I guess no changes in the binary data format have occurred between
2.6.3 and 2.7.4.
It took about 78 mins (TDB) + 35 mins (Solr) to process ~ 80M triples.
Moreover I did not have any memory issue w.r.t. to completing the
whole process using the EntityHub indexing tool.

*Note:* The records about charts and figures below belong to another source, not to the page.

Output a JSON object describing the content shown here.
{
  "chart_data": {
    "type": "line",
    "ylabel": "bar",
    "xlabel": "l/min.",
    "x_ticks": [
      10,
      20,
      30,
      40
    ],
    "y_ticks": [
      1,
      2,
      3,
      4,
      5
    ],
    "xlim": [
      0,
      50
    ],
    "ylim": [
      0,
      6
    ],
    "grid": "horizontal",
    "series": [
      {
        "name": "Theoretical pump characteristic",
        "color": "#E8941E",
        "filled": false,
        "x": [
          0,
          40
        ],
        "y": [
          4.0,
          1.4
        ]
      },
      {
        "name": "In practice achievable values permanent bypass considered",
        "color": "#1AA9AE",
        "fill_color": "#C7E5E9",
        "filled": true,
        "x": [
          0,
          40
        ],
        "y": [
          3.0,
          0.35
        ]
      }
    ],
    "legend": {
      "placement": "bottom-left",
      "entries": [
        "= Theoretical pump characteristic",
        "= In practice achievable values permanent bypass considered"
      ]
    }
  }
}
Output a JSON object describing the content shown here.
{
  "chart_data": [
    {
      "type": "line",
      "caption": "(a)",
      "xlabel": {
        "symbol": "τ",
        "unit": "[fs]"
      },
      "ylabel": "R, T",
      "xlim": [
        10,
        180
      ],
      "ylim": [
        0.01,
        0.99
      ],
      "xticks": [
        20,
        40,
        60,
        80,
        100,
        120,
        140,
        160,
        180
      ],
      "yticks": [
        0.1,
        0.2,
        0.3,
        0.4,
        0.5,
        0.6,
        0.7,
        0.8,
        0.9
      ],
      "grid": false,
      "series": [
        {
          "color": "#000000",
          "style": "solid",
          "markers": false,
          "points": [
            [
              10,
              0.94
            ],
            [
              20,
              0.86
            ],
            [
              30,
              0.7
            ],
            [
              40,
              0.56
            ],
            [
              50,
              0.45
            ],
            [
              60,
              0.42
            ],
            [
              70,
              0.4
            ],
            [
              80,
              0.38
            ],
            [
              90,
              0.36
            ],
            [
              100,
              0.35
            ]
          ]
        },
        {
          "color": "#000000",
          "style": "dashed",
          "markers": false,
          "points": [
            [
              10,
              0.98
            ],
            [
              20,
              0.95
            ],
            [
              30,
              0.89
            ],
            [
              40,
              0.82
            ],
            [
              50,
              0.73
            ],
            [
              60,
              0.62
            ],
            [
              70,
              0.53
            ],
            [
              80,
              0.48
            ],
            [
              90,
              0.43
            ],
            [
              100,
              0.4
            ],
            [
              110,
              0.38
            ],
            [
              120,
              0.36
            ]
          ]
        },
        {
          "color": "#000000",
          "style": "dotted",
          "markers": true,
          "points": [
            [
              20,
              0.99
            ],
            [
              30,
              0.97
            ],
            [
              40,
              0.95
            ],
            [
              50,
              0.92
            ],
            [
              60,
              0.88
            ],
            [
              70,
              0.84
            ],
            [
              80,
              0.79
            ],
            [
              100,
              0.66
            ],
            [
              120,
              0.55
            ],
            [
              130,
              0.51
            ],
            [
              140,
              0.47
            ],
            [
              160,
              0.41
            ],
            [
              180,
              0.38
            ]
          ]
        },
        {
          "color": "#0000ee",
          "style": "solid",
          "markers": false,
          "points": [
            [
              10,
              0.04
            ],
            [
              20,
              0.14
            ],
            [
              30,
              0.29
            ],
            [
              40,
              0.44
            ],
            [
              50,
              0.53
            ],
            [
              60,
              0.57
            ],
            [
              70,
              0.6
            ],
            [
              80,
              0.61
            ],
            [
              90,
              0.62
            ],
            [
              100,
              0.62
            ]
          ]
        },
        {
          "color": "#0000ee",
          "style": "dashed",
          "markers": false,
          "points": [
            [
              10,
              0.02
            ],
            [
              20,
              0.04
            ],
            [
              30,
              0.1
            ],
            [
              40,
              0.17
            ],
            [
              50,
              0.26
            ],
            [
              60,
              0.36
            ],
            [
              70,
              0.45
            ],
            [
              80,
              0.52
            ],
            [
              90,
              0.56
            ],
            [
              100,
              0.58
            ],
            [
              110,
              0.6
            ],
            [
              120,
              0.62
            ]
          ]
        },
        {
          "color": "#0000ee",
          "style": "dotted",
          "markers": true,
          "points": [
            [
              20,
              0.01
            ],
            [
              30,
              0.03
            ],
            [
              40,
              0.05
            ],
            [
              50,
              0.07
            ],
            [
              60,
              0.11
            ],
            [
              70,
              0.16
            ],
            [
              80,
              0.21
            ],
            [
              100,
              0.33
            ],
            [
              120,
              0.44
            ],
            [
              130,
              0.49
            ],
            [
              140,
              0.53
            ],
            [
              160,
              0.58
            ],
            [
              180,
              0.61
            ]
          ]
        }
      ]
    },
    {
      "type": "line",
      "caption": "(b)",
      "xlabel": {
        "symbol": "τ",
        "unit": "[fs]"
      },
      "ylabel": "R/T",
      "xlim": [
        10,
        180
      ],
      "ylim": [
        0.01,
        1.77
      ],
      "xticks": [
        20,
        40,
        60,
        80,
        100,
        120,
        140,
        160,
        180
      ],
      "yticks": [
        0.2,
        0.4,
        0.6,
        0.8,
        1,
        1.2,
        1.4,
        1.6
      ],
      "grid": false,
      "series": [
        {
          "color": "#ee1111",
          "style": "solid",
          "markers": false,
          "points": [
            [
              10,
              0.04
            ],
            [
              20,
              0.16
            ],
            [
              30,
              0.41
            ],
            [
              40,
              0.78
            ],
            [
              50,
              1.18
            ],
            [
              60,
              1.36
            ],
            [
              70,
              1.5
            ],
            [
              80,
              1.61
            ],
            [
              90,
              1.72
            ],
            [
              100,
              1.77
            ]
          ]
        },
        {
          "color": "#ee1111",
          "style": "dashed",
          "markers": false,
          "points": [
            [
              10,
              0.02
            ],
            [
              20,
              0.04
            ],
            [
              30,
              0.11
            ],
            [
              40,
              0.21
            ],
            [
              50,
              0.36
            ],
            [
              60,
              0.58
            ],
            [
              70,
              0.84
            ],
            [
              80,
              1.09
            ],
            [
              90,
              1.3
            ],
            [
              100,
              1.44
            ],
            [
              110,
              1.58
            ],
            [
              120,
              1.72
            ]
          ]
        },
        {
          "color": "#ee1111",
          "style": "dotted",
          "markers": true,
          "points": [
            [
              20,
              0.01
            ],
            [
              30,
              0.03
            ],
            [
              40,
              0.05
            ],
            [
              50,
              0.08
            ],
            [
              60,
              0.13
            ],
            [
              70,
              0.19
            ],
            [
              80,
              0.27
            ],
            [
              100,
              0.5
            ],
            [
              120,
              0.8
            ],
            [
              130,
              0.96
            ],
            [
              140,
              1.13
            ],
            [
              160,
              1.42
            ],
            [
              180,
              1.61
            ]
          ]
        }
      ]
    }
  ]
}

Usually I had to restart the process at least twice because of
OutOfMemory exceptions.
Considering the fact I am using a machine with 16GB it seems there is
something wrong...
cheers
Andrea
2012/11/16 Rupert Westenthaler <ru...@gmail.com>:
> The TDB database is located under
>
> {indexing-working-dir}/indexing/resources/tdb
>
> If you do have an TDB store with the required data, than you can
> provide them under that directory. Just make sure that the
>
> {indexing-working-dir}/indexing/resources/rdfdata
>
> folder is empty when you start the tool. Otherwise the RDF files in
> that folder would get imported.
>
> On Fri, Nov 16, 2012 at 2:18 PM, Andrea Di Menna <ni...@gmail.com> wrote:
>> The first part of the process seems slower on my machine w.r.t. to
>> loading triples in a TDB using directly tdbloader2 (Note: I am using
>> the latest available version of Jena when running tdloader2 standalone
>> - namely 2.7.4).
>
> Yes the indexing tool uses
>
> com.hp.hpl.jena:jena:2.6.3
> com.hp.hpl.jena:arq:2.8.5
> com.hp.hpl.jena:tdb:0.8.7
>
> but you could still try to use your datastore. Maybe they have not
> changed the binary format of the files.
>
> If not let me know and I will try to update the Jena Version used by
> the Indexing Tool
>
> best
> Rupert
>
> --
> | Rupert Westenthaler rupert.westenthaler@gmail.com
> | Bodenlehenstraße 11 ++43-699-11108907
> | A-5500 Bischofshofen
Re: Stanbol indexing tool
Posted by Rupert Westenthaler <ru...@gmail.com>.
The TDB database is located under
{indexing-working-dir}/indexing/resources/tdb
If you do have an TDB store with the required data, than you can
provide them under that directory. Just make sure that the
{indexing-working-dir}/indexing/resources/rdfdata
folder is empty when you start the tool. Otherwise the RDF files in
that folder would get imported.
On Fri, Nov 16, 2012 at 2:18 PM, Andrea Di Menna <ni...@gmail.com> wrote:
> The first part of the process seems slower on my machine w.r.t. to
> loading triples in a TDB using directly tdbloader2 (Note: I am using
> the latest available version of Jena when running tdloader2 standalone
> - namely 2.7.4).
Yes the indexing tool uses
com.hp.hpl.jena:jena:2.6.3
com.hp.hpl.jena:arq:2.8.5
com.hp.hpl.jena:tdb:0.8.7
but you could still try to use your datastore. Maybe they have not
changed the binary format of the files.
If not let me know and I will try to update the Jena Version used by
the Indexing Tool
best
Rupert
--
| Rupert Westenthaler rupert.westenthaler@gmail.com
| Bodenlehenstraße 11 ++43-699-11108907
| A-5500 Bischofshofen